This particular recipe is also perfect for freezing. There really wasn't enough with the shortcut mix to freeze, so I just halved the recipe. This was also my first time working with sun dried tomatoes, so I really had a lot of experimenting to do with this dinner. I found that I really liked working with pizza dough. It doesn't stick as much as cookie dough or pie crusts, so my planning for was unnecessary. I used a plastic bowl lid that was about the size that I needed to roll out and I just spread my portioned dough out onto. Easy peasy!
You can really add whatever fillings you would like. My hubby wasn't too thrilled that I was putting in spinach, but he didn't complain while eating it. Maybe we will try a mushroom filling next time. I love the creamy ricotta cheese and it's easy to keep this fairly healthy. Serve it up with some tomato sauce (Italian style!) and you're done! I think I need some fancy bowls for dipping sauces, don't you? See below for my quick version or head over to Good Life Eats for the full recipe.
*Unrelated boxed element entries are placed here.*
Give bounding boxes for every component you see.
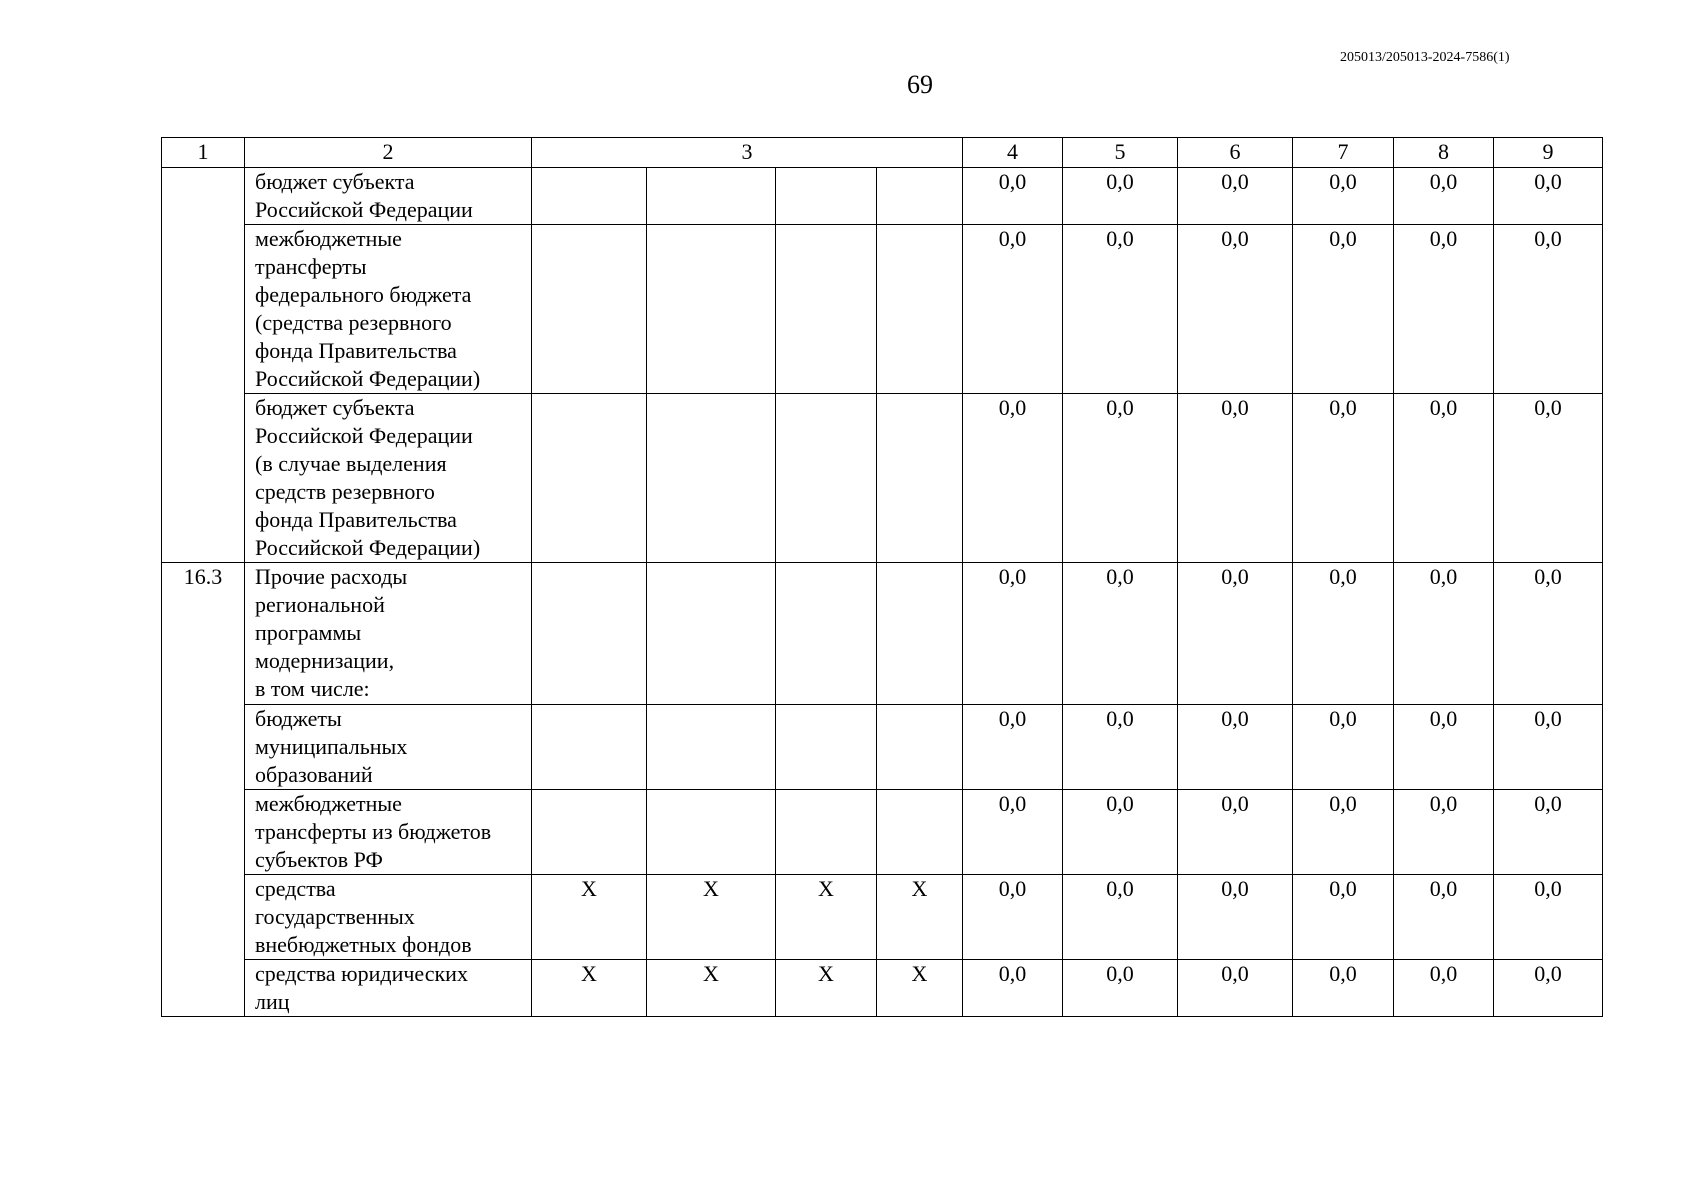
column-3-subcell [647,168,776,225]
value-cell-col-4 [963,225,1063,394]
value-cell-col-7 [1293,225,1394,394]
value-cell-col-7-text: 0,0 [1329,226,1357,251]
value-cell-col-4-text: 0,0 [998,791,1027,816]
value-cell-col-4-text: 0,0 [998,395,1027,420]
table-row [162,790,1603,875]
value-cell-col-6 [1178,394,1293,563]
table-row [162,705,1603,790]
column-3-subcell [877,394,963,563]
value-cell-col-7-text: 0,0 [1329,961,1357,986]
value-cell-col-6-text: 0,0 [1221,876,1249,901]
column-3-subcell-text: X [581,961,597,986]
column-header-4-text: 4 [1007,139,1018,164]
value-cell-col-9-text: 0,0 [1534,226,1562,251]
value-cell-col-5-text: 0,0 [1106,706,1134,731]
column-3-subcell [532,168,647,225]
value-cell-col-5-text: 0,0 [1106,169,1134,194]
page-number: 69 [907,70,933,99]
value-cell-col-6 [1178,168,1293,225]
value-cell-col-4-text: 0,0 [998,226,1027,251]
table-row [162,168,1603,225]
value-cell-col-9-text: 0,0 [1534,169,1562,194]
value-cell-col-5 [1063,960,1178,1017]
column-3-subcell [776,394,877,563]
column-3-subcell [647,563,776,705]
value-cell-col-6-text: 0,0 [1221,395,1249,420]
column-header-1 [162,138,245,168]
value-cell-col-5-text: 0,0 [1106,395,1134,420]
row-label-cell-text: бюджет субъекта Российской Федерации (в случае выделения средств резервного фонда Правительства Российской Федерации) [255,395,481,560]
value-cell-col-4 [963,168,1063,225]
value-cell-col-9 [1494,960,1603,1017]
column-3-subcell [776,960,877,1017]
column-3-subcell [877,168,963,225]
column-3-subcell [877,790,963,875]
column-3-subcell [776,225,877,394]
value-cell-col-7 [1293,563,1394,705]
column-3-subcell [877,225,963,394]
value-cell-col-8 [1394,563,1494,705]
column-3-subcell [776,168,877,225]
value-cell-col-4 [963,394,1063,563]
row-label-cell [245,563,532,705]
value-cell-col-4-text: 0,0 [998,169,1027,194]
row-label-cell-text: бюджет субъекта Российской Федерации [255,169,473,222]
value-cell-col-8-text: 0,0 [1429,169,1458,194]
value-cell-col-6 [1178,875,1293,960]
value-cell-col-9 [1494,225,1603,394]
column-3-subcell-text: X [911,876,928,901]
row-label-cell [245,960,532,1017]
value-cell-col-8 [1394,394,1494,563]
column-header-5 [1063,138,1178,168]
value-cell-col-5 [1063,705,1178,790]
value-cell-col-6-text: 0,0 [1221,961,1249,986]
value-cell-col-7 [1293,705,1394,790]
row-label-cell-text: межбюджетные трансферты федерального бюджета (средства резервного фонда Правительства Российской Федерации) [255,226,481,391]
column-3-subcell [647,225,776,394]
value-cell-col-9 [1494,563,1603,705]
column-header-1-text: 1 [197,139,209,164]
value-cell-col-8 [1394,875,1494,960]
value-cell-col-5 [1063,394,1178,563]
value-cell-col-6 [1178,225,1293,394]
value-cell-col-6-text: 0,0 [1221,169,1249,194]
table-row [162,394,1603,563]
budget-table [161,137,1603,1017]
value-cell-col-8-text: 0,0 [1429,226,1458,251]
column-3-subcell [877,563,963,705]
column-3-subcell-text: X [703,961,719,986]
value-cell-col-7 [1293,875,1394,960]
value-cell-col-5 [1063,875,1178,960]
value-cell-col-9 [1494,705,1603,790]
row-label-cell [245,168,532,225]
value-cell-col-4-text: 0,0 [998,876,1027,901]
value-cell-col-5-text: 0,0 [1106,564,1134,589]
value-cell-col-8-text: 0,0 [1429,395,1458,420]
value-cell-col-6 [1178,705,1293,790]
column-3-subcell [776,705,877,790]
row-label-cell [245,225,532,394]
column-3-subcell [532,875,647,960]
value-cell-col-9 [1494,875,1603,960]
column-header-6-text: 6 [1229,139,1241,164]
row-number-cell [162,168,245,563]
table-row [162,875,1603,960]
value-cell-col-8 [1394,705,1494,790]
value-cell-col-9-text: 0,0 [1534,564,1562,589]
value-cell-col-4 [963,705,1063,790]
row-label-cell-text: средства юридических лиц [255,961,468,1014]
column-header-8 [1394,138,1494,168]
value-cell-col-5-text: 0,0 [1106,961,1134,986]
value-cell-col-5 [1063,225,1178,394]
value-cell-col-4 [963,960,1063,1017]
value-cell-col-4 [963,563,1063,705]
value-cell-col-6-text: 0,0 [1221,791,1249,816]
value-cell-col-8-text: 0,0 [1429,876,1458,901]
value-cell-col-8-text: 0,0 [1429,961,1458,986]
column-3-subcell-text: X [703,876,719,901]
value-cell-col-7-text: 0,0 [1329,791,1357,816]
column-3-subcell [877,875,963,960]
value-cell-col-9-text: 0,0 [1534,961,1562,986]
value-cell-col-4-text: 0,0 [998,961,1027,986]
value-cell-col-9-text: 0,0 [1534,395,1562,420]
column-3-subcell-text: X [818,876,834,901]
column-header-8-text: 8 [1438,139,1449,164]
value-cell-col-8-text: 0,0 [1429,791,1458,816]
column-3-subcell [877,960,963,1017]
row-label-cell-text: Прочие расходы региональной программы модернизации, в том числе: [255,564,408,701]
column-header-7 [1293,138,1394,168]
value-cell-col-9 [1494,168,1603,225]
column-3-subcell [647,394,776,563]
value-cell-col-6-text: 0,0 [1221,226,1249,251]
value-cell-col-4-text: 0,0 [998,706,1027,731]
column-3-subcell [776,563,877,705]
value-cell-col-8-text: 0,0 [1429,564,1458,589]
column-3-subcell [647,960,776,1017]
value-cell-col-7-text: 0,0 [1329,706,1357,731]
row-label-cell-text: бюджеты муниципальных образований [255,706,408,787]
value-cell-col-7 [1293,168,1394,225]
row-label-cell [245,875,532,960]
value-cell-col-5-text: 0,0 [1106,226,1134,251]
row-label-cell [245,790,532,875]
column-3-subcell-text: X [818,961,834,986]
row-number-cell-text: 16.3 [183,564,223,589]
row-label-cell [245,394,532,563]
column-header-5-text: 5 [1114,139,1126,164]
column-3-subcell [532,705,647,790]
column-header-9-text: 9 [1542,139,1554,164]
table-row [162,225,1603,394]
column-3-subcell [776,875,877,960]
column-3-subcell [647,875,776,960]
value-cell-col-4-text: 0,0 [998,564,1027,589]
value-cell-col-8 [1394,168,1494,225]
table-row [162,563,1603,705]
row-label-cell [245,705,532,790]
value-cell-col-5 [1063,790,1178,875]
value-cell-col-5 [1063,168,1178,225]
value-cell-col-6-text: 0,0 [1221,706,1249,731]
column-header-3 [532,138,963,168]
column-3-subcell [532,563,647,705]
column-header-3-text: 3 [741,139,753,164]
value-cell-col-5 [1063,563,1178,705]
value-cell-col-7 [1293,960,1394,1017]
column-3-subcell [647,705,776,790]
value-cell-col-8 [1394,225,1494,394]
value-cell-col-9-text: 0,0 [1534,876,1562,901]
column-header-2-text: 2 [382,139,394,164]
value-cell-col-5-text: 0,0 [1106,791,1134,816]
value-cell-col-4 [963,875,1063,960]
value-cell-col-7-text: 0,0 [1329,395,1357,420]
column-header-row [162,138,1603,168]
column-3-subcell [532,960,647,1017]
table-row [162,960,1603,1017]
value-cell-col-8 [1394,790,1494,875]
row-label-cell-text: межбюджетные трансферты из бюджетов субъектов РФ [255,791,492,872]
value-cell-col-5-text: 0,0 [1106,876,1134,901]
column-header-7-text: 7 [1337,139,1349,164]
document-id: 205013/205013-2024-7586(1) [1340,50,1510,65]
column-3-subcell [532,225,647,394]
column-3-subcell-text: X [581,876,597,901]
value-cell-col-9 [1494,394,1603,563]
column-3-subcell [776,790,877,875]
value-cell-col-9 [1494,790,1603,875]
value-cell-col-6 [1178,960,1293,1017]
row-number-cell [162,563,245,1017]
column-header-4 [963,138,1063,168]
column-3-subcell [532,790,647,875]
value-cell-col-7-text: 0,0 [1329,169,1357,194]
row-label-cell-text: средства государственных внебюджетных фондов [255,876,472,957]
value-cell-col-4 [963,790,1063,875]
column-3-subcell [647,790,776,875]
value-cell-col-6-text: 0,0 [1221,564,1249,589]
value-cell-col-9-text: 0,0 [1534,706,1562,731]
column-3-subcell [532,394,647,563]
value-cell-col-7-text: 0,0 [1329,564,1357,589]
value-cell-col-7-text: 0,0 [1329,876,1357,901]
value-cell-col-9-text: 0,0 [1534,791,1562,816]
column-3-subcell-text: X [911,961,928,986]
value-cell-col-6 [1178,563,1293,705]
value-cell-col-7 [1293,394,1394,563]
value-cell-col-6 [1178,790,1293,875]
column-3-subcell [877,705,963,790]
column-header-2 [245,138,532,168]
column-header-6 [1178,138,1293,168]
column-header-9 [1494,138,1603,168]
value-cell-col-8 [1394,960,1494,1017]
value-cell-col-7 [1293,790,1394,875]
value-cell-col-8-text: 0,0 [1429,706,1458,731]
Spinach Calzones with Ricotta and Sun-Dried Tomatoes
makes 4 calzones - serves 4
Chef Boyardee Pizza Crust mix
3/4 cup ricotta cheese
1/2 cup mozzarella cheese, grated
1/4 cup parmesan cheese, grated
1/4 teaspoon black pepper
1/4 teaspoon salt
1/8 teaspoon garlic powder
1 egg, beaten
1 - 1 1/2 cups fresh spinach, chopped
1 tablespoons fresh basil, optional
1/4 - 1/2 cup sun-dried tomatoes
24 slices pepperoni (6 per calzone), cut into quarters
For the Calzone Crust:
Follow directions on box. Let stand for 5 minutes. After 5 minutes, whisk in the olive oil. Dough should be soft and moist, but not sticky. Dough does not need to rise, but keep it covered while you mix up the filling.
For the Calzones:
Preheat oven to 450 degrees F.
Combine the ricotta, mozzarella, parmesan, pepper, salt, garlic powder, and beaten egg. Stir well. Fold in the spinach, basil (optional), and sun-dried tomatoes.
Divide dough into 4 equal portions and roll them into balls. It helps if you have a kitchen scale.
Roll each ball into an 8 inch circle on a lightly floured surface. Top each circle with approximately 1/2 cup of ricotta mixture. Then add 6 slices pepperoni (cut into quarters) to each calzone. Pull edge of lower crust over top to form a half circle. Press the layers together to seal.
Transfer calzones to a greased baking sheet or a parchment lined pizza stone. If desired, brush with olive oil or an egg wash (1 egg + 1 tablespoon water, beaten). Bake at 450 degrees F for 10-20 minutes, until browned and puffy. Transfer to cooling rack to keep bottom crust crisp to sit until cool enough to handle. Serve with marinara sauce or other sauce for dipping.
Note: To freeze - cool completely, then store in a freezer safe ziploc bag in the freezer for up to a month. Defrost in the refrigerator and reheat in the oven or toaster oven at 300 degrees F.